Malar had already turned away, leaving her question about apples unanswered. He went to his saddlebags and drew out a bundle of black cloth.
“There’s so much!” Katrin had both arms in the water, past her elbows. “How did it get here?”
The question distracted Livira from Malar’s activities. How had it got there? A hundred buckets’ worth. More, perhaps. Just standing there with none of the passers-by taking a second look except to frown at the children.
Lacking an answer, Livira turned back to Malar. “How—”
The soldier shoved her, one hand flat to her chest. The wall of the trough met the back of her knees, and in the next moment she was floundering in the water, the cold shock of it stealing her breath. She flailed in terror, crying out only to find water flooding her mouth. Somehow, she caught hold of an edge and hauled herself out, blind and coughing. Strong hands seized her. For a moment she thought she was being pushed back in and used her teeth.
“Fuck that, you biting little shit-bag!” Malar set her on her feet. “That bath’s for all your questions. Ask some more if you want another.” He shook his head. “Let’s see if you can keep your fucking mouth shut longer than you take to dry.”

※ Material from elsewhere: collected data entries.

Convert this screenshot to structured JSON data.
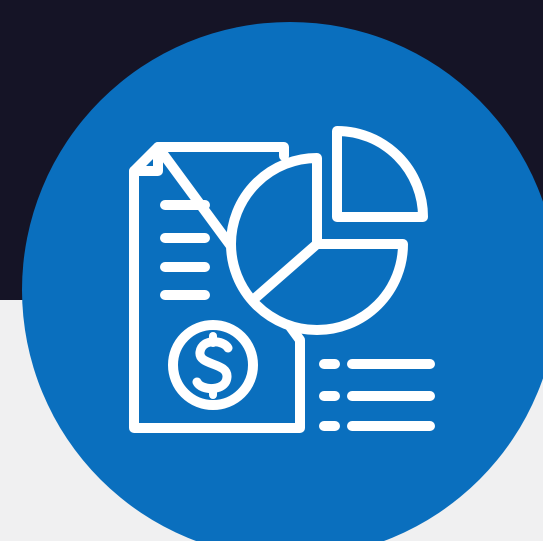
{
  "icon": {
    "name": "financial-report-icon",
    "parts": [
      "document-icon",
      "pie-chart-icon",
      "dollar-coin-icon",
      "legend-list-icon"
    ]
  },
  "colors": {
    "background_top": "#151426",
    "background_bottom": "#f0f0f1",
    "badge": "#0a6fbe",
    "icon_stroke": "#ffffff"
  }
}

Livira coughed and spat. Some of the children were laughing nervously. A woman passing by snorted her amusement. The horse snorted too. She found herself angry. Furious. “I should have let the dust-bear have you!”

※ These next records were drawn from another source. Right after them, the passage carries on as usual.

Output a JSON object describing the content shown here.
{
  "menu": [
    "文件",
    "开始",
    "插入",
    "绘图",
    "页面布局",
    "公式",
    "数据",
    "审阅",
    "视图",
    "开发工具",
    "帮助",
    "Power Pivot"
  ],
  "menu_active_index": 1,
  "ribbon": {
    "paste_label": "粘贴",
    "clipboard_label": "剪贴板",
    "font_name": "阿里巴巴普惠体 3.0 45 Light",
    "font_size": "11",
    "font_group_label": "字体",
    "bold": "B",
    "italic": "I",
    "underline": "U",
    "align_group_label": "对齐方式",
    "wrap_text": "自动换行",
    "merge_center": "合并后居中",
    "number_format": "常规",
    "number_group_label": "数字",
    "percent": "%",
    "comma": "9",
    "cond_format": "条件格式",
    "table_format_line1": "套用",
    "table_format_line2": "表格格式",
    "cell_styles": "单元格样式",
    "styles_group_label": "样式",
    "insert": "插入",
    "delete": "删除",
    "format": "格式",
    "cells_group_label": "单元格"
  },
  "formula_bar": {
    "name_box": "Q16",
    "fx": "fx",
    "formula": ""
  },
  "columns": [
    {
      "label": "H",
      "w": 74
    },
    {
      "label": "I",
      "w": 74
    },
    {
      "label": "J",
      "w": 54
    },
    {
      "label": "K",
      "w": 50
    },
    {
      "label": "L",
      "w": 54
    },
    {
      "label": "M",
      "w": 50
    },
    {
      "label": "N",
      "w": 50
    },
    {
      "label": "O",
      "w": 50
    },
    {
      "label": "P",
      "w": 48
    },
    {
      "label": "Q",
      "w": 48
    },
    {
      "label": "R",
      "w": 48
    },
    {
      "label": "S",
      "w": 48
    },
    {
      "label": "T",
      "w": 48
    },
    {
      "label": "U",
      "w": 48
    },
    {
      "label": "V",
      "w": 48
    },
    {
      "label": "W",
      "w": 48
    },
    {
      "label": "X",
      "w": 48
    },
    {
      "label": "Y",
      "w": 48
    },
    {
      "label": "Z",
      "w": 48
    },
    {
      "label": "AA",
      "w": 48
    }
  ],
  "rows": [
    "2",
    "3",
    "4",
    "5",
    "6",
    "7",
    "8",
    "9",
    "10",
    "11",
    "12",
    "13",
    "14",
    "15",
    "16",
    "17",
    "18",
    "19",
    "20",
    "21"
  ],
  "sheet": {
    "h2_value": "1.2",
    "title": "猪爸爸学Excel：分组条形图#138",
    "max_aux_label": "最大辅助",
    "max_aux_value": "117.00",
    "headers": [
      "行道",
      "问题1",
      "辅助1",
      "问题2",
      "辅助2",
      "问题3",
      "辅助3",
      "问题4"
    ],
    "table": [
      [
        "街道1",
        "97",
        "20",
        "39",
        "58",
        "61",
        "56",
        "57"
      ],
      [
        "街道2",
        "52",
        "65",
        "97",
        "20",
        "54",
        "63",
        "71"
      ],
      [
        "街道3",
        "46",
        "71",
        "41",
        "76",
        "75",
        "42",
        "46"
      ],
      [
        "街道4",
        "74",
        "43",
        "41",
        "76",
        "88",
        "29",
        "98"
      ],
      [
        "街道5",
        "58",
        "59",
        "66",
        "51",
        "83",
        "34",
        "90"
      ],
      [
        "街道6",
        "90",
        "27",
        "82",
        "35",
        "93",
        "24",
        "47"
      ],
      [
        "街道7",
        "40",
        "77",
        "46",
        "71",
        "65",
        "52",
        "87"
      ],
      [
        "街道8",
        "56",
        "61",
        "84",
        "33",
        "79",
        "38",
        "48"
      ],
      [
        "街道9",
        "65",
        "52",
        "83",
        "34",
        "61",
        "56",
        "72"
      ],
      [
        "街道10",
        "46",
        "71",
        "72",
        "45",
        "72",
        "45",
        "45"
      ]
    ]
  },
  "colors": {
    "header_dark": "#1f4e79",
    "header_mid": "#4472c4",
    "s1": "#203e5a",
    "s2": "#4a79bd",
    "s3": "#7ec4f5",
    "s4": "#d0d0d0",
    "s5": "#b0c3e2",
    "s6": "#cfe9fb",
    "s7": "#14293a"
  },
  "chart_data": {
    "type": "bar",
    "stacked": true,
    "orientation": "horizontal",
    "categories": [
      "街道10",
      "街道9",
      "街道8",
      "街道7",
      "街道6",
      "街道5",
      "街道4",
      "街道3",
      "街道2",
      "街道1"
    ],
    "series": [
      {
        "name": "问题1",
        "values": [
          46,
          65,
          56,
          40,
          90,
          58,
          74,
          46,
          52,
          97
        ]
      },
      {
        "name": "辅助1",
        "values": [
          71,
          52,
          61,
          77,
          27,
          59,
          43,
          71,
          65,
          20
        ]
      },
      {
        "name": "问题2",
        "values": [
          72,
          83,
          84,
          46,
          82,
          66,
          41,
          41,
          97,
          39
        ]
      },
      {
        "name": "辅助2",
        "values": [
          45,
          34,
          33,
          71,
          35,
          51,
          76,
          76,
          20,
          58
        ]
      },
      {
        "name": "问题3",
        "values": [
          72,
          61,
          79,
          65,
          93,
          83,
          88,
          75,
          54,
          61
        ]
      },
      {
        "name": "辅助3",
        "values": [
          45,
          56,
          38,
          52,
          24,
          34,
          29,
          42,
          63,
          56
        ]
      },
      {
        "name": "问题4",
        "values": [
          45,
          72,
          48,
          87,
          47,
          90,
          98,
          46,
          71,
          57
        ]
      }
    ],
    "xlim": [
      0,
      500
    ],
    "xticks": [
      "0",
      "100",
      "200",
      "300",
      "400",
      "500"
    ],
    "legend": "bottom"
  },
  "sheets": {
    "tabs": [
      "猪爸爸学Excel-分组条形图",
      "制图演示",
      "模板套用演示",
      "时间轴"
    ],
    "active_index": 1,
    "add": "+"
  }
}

“Yes.” Malar nodded. “Yes, you fucking should have.” A wooden post stood beside the trough and the soldier tied his horse to it. “Come on then, rats. Time to get rid of you. You’re lucky we got in on a Wodesday or you’d be bedding down in the stables till it was one.”
He waited for them to rise, patient for once, then led them back to the main street. It climbed sharply though the gradient no longer seemed so taxing to Livira, thirst quenched, muscles fired up with rage. By the time it levelled out in an enormous square she was no longer leaving a trail of wet footprints. At the square’s centre stood a round, stone-sided pond, dwarfing the trough they’d just drunk from. It had a stone... creature... at the middle, spouting streams of sparkling water into the air. Buildings far grander than any yet seen bordered the square, each fronted by carved pillars and with steps that all the children could climb shoulder to shoulder and have room to spare. Livira found it hard to believe that people could have built it all. Maybe the gods that they no longer believed in had done the work.

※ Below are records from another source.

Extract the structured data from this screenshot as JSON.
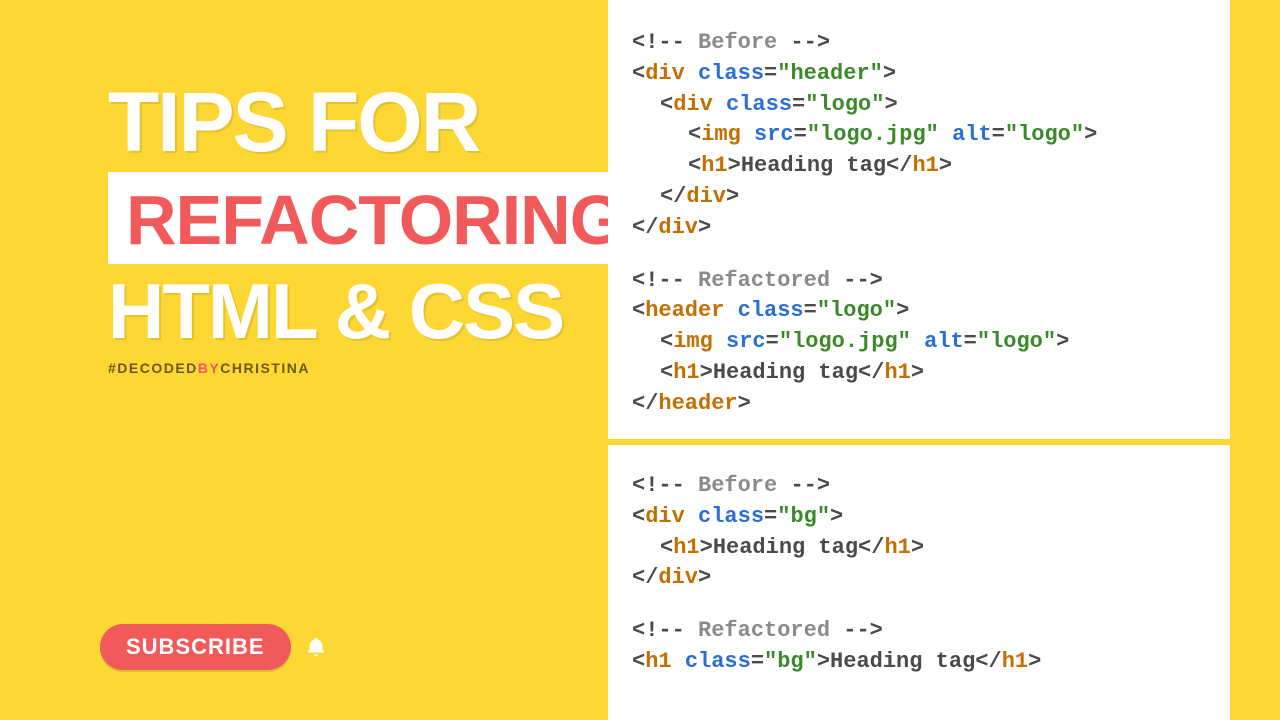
{
  "title": {
    "line1": "TIPS FOR",
    "line2": "REFACTORING",
    "line3": "HTML & CSS"
  },
  "hashtag": {
    "part1": "#DECODED",
    "part2": "BY",
    "part3": "CHRISTINA"
  },
  "subscribe": {
    "label": "SUBSCRIBE"
  },
  "code1": {
    "c1": "Before",
    "t1": "div",
    "a1": "class",
    "v1": "header",
    "t2": "div",
    "a2": "class",
    "v2": "logo",
    "t3": "img",
    "a3a": "src",
    "v3a": "logo.jpg",
    "a3b": "alt",
    "v3b": "logo",
    "t4": "h1",
    "txt4": "Heading tag",
    "c2": "Refactored",
    "t5": "header",
    "a5": "class",
    "v5": "logo",
    "t6": "img",
    "a6a": "src",
    "v6a": "logo.jpg",
    "a6b": "alt",
    "v6b": "logo",
    "t7": "h1",
    "txt7": "Heading tag"
  },
  "code2": {
    "c1": "Before",
    "t1": "div",
    "a1": "class",
    "v1": "bg",
    "t2": "h1",
    "txt2": "Heading tag",
    "c2": "Refactored",
    "t3": "h1",
    "a3": "class",
    "v3": "bg",
    "txt3": "Heading tag"
  }
}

Malar marched the children towards the smallest of the buildings, though it still seemed far too large and important to want anything to do with anyone from the Dust. The square’s stone acreage lay almost empty, at least compared to the city streets. Perhaps the inhabitants preferred the shade. The sun and the hungry air had already stolen most of the water from Livira’s rags and it was no place to linger when you had an alternative.